The big question is…
At this point, everyone — including the insurers — is just guessing at what premiums should be. That makes next year a giant experiment. Will younger, healthier people purchase coverage, or will they skip it and simply pay the fine? Next year, the fine starts at $95 per adult — a rate likely to be cheaper than any individual plan available on the state exchanges. (emphasis added)
Imagine a giant experiment depending on young healthy men participating in the health insurance risk pool. That’s not a recipe for sleeping well at night for Obamacare supporters.
Internal cost estimates from 17 of the nation’s largest insurance companies indicate that health insurance premiums will grow an average of 100 percent under Obamacare, and that some will soar more than 400 percent, crushing the administration’s goal of affordability.
New regulations, policies, taxes, fees and mandates are the reason for the unexpected “rate shock,” according to the House Energy and Commerce Committee, which released a report Monday based on internal documents provided by the insurance companies. The 17 companies include Aetna, Blue Cross Blue Shield and Kaiser Foundation.

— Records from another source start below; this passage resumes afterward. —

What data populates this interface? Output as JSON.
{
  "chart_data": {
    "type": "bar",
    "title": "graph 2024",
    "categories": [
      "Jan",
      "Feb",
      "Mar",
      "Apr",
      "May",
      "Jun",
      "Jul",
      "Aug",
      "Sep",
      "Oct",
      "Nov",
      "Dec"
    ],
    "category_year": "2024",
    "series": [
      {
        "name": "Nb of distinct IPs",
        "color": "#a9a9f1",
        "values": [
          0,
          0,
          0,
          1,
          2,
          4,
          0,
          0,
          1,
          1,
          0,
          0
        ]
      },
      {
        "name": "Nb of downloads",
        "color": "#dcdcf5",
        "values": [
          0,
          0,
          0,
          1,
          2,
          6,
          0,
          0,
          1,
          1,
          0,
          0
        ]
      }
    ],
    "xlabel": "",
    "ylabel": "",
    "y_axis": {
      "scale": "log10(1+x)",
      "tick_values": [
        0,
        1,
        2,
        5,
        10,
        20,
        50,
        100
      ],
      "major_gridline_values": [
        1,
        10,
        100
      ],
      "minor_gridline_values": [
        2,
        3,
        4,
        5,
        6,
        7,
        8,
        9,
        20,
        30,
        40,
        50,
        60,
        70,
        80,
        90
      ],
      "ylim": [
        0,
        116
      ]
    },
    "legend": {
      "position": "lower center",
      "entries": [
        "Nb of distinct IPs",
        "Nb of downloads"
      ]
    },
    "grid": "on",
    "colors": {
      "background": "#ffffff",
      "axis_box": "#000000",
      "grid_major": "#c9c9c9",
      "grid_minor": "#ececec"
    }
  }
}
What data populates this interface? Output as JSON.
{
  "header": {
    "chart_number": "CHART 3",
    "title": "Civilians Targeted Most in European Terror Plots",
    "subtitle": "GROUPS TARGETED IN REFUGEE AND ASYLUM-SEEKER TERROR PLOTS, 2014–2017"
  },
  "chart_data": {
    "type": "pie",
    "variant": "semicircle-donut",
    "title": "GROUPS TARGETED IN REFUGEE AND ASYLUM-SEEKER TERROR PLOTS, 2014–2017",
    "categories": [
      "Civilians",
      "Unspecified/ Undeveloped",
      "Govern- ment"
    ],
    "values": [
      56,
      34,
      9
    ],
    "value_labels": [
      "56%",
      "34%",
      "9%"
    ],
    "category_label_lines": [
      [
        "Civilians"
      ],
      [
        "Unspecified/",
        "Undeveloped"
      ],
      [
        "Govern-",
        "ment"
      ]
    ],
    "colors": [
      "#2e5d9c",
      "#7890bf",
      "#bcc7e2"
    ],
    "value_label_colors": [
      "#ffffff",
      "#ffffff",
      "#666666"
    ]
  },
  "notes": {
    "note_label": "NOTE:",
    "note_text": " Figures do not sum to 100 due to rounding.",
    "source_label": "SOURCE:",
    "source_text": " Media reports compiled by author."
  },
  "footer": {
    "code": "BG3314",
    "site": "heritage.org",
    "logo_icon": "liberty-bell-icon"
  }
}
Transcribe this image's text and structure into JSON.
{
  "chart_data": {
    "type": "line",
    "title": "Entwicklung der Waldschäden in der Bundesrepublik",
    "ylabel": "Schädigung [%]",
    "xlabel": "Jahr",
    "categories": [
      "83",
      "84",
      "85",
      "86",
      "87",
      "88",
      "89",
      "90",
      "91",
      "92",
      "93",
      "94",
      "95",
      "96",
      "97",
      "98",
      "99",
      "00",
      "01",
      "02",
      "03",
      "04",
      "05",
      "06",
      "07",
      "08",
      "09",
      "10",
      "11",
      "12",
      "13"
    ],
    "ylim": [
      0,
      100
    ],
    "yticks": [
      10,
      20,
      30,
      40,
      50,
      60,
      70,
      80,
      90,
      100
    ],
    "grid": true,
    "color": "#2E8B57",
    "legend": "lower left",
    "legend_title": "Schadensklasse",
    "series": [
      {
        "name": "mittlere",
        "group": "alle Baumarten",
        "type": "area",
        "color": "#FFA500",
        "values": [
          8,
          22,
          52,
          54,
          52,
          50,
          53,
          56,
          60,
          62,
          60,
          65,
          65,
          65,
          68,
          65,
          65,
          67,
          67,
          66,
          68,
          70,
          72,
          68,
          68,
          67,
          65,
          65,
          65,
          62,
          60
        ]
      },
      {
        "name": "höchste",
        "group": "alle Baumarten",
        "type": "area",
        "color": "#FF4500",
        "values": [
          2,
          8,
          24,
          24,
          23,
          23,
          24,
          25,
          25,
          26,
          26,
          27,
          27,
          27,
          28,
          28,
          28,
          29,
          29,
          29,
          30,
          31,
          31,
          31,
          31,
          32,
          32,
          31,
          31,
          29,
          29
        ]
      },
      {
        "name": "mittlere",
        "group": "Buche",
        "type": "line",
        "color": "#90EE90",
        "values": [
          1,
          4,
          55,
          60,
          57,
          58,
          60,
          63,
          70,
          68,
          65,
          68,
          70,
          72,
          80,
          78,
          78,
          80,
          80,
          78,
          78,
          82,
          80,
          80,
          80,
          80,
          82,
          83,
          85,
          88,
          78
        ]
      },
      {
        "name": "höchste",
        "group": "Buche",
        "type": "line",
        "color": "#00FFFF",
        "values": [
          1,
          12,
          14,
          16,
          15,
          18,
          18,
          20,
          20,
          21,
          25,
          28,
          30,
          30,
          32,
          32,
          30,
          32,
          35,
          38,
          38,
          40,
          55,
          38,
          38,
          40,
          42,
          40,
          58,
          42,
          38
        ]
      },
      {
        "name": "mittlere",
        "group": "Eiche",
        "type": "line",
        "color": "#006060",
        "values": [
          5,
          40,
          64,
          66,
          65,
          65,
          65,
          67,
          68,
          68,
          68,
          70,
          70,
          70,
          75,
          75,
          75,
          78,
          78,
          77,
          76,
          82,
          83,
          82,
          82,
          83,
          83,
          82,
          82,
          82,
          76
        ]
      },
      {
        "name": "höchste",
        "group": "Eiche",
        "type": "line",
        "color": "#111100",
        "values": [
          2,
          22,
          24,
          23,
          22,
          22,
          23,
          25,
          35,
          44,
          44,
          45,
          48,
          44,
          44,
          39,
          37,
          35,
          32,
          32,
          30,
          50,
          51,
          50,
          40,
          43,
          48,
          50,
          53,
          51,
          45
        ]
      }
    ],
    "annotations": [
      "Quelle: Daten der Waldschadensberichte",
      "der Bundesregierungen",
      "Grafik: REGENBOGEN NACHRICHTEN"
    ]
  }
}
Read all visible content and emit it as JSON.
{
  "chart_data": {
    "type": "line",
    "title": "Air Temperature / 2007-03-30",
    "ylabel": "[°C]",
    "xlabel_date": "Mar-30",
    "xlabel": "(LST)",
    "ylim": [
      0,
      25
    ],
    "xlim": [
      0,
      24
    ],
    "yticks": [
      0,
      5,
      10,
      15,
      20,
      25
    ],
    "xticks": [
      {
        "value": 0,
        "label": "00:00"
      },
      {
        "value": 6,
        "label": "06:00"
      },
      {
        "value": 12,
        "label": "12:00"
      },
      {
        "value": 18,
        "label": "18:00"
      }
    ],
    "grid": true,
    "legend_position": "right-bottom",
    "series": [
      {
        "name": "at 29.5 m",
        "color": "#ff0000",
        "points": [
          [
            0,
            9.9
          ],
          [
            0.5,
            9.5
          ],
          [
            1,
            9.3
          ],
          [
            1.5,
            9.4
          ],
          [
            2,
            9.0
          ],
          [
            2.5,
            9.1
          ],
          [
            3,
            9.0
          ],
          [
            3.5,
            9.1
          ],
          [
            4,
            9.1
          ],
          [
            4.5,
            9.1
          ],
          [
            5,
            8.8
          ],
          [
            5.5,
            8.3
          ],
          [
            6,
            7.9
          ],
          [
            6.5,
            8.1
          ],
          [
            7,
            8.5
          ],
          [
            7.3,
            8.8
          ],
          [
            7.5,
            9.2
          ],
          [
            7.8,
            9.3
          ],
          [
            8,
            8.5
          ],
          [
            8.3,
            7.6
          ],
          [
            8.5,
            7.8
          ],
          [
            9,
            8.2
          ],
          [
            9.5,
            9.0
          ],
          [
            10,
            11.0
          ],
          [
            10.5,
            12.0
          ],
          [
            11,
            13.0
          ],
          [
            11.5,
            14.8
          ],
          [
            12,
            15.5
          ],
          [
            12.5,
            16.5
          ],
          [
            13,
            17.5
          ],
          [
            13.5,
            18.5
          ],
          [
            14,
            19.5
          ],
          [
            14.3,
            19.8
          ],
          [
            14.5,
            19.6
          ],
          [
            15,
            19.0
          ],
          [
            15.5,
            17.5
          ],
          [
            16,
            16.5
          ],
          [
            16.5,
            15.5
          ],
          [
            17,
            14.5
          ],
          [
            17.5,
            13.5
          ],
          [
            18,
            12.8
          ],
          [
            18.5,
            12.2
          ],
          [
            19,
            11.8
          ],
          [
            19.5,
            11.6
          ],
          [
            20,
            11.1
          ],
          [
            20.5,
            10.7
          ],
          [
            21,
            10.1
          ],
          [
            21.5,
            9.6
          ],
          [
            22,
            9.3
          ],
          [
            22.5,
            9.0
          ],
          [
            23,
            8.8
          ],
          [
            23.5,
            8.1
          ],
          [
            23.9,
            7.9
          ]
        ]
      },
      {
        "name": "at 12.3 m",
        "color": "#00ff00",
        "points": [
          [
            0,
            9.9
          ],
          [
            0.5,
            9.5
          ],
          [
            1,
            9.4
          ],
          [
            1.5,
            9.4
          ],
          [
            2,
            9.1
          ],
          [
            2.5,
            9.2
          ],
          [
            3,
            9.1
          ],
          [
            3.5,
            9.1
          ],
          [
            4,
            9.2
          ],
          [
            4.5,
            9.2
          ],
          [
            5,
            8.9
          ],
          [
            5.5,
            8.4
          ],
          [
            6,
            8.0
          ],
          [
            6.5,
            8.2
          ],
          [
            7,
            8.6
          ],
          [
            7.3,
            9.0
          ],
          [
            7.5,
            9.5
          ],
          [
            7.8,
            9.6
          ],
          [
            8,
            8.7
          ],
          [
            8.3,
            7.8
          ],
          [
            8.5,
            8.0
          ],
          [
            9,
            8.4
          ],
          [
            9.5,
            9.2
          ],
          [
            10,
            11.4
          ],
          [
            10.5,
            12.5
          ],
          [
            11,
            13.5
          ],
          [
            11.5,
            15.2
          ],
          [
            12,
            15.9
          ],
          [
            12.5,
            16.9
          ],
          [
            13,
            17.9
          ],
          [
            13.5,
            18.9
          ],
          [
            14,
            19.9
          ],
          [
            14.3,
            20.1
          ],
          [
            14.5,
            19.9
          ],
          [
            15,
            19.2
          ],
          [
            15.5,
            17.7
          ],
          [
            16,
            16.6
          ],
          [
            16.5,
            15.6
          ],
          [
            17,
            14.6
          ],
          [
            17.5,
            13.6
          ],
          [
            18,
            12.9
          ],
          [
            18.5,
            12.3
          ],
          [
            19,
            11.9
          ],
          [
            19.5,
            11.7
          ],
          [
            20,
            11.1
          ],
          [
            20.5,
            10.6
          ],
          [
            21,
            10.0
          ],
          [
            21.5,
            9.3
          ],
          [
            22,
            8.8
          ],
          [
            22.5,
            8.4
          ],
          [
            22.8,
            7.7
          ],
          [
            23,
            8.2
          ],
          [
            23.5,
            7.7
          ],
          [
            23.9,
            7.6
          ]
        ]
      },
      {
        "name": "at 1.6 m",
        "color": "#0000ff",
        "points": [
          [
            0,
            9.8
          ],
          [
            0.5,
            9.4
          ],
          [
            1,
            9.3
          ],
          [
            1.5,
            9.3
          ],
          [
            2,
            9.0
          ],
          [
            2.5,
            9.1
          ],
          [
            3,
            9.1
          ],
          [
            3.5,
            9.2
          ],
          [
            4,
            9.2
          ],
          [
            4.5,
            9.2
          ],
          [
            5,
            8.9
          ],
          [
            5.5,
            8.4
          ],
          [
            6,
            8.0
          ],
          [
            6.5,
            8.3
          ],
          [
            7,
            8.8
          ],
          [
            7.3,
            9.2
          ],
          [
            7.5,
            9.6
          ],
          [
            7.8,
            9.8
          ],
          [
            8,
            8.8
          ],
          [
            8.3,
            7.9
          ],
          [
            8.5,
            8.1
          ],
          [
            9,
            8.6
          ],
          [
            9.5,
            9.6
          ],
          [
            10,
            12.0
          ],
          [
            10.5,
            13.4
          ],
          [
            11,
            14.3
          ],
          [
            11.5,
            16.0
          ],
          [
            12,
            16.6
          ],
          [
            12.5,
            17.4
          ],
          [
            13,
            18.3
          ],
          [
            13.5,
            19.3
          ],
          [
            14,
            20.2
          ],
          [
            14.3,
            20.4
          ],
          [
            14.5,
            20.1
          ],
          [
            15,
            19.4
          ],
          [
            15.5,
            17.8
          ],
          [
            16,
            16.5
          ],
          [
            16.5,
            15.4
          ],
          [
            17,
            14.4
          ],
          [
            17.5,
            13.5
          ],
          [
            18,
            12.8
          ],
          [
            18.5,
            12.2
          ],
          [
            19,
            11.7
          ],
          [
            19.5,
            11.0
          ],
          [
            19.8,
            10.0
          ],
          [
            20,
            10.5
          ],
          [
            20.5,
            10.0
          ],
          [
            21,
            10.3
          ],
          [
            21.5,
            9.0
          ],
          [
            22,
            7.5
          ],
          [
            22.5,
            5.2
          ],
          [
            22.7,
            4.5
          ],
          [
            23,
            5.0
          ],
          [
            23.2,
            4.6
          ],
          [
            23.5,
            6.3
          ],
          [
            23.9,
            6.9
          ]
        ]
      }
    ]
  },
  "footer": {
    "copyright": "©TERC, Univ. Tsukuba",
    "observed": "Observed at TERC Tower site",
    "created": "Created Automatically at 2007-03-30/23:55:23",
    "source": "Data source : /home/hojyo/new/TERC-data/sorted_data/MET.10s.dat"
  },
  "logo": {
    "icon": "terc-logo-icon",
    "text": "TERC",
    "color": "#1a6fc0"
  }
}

But don’t worry, according to Health and Human Services Secretary Kathleen Sebelius..
“These folks will be moving into a really fully insured product for the first time, and so there may be a higher cost associated with getting into that market,” she said. “But we feel pretty strongly that with subsidies available to a lot of that population that they are really going to see much better benefit for the money that they’re spending.”
Last Monday night, Democrat Elizabeth Colbert Busch who faces off with Republican Mark Sanford at the polls for South Carolina’s First Congressional District on Tuesday called the law “extremely problematic” during a debate with Sanford and attempted to distance herself from it.
“Obamacare is extremely problematic, it is expensive, it is a $500 billion [higher] cost than we originally anticipated, it’s cutting into Medicare benefits and it’s having companies lay off their employees because they are worried about the cost of it. That is extremely problematic, it needs an enormous fix,” she noted in one report. But the worry doesn’t end there.
When even a key architect of Obamacare says the law’s implementation will resemble a “train wreck,” it is clear that its biggest remaining supporters need to finally level with the American people about what’s in store — starting with President Barack Obama.
The president must step into the breach and explain to the public that skyrocketing premiums and a raft of new taxes, penalties and fees are coming their way.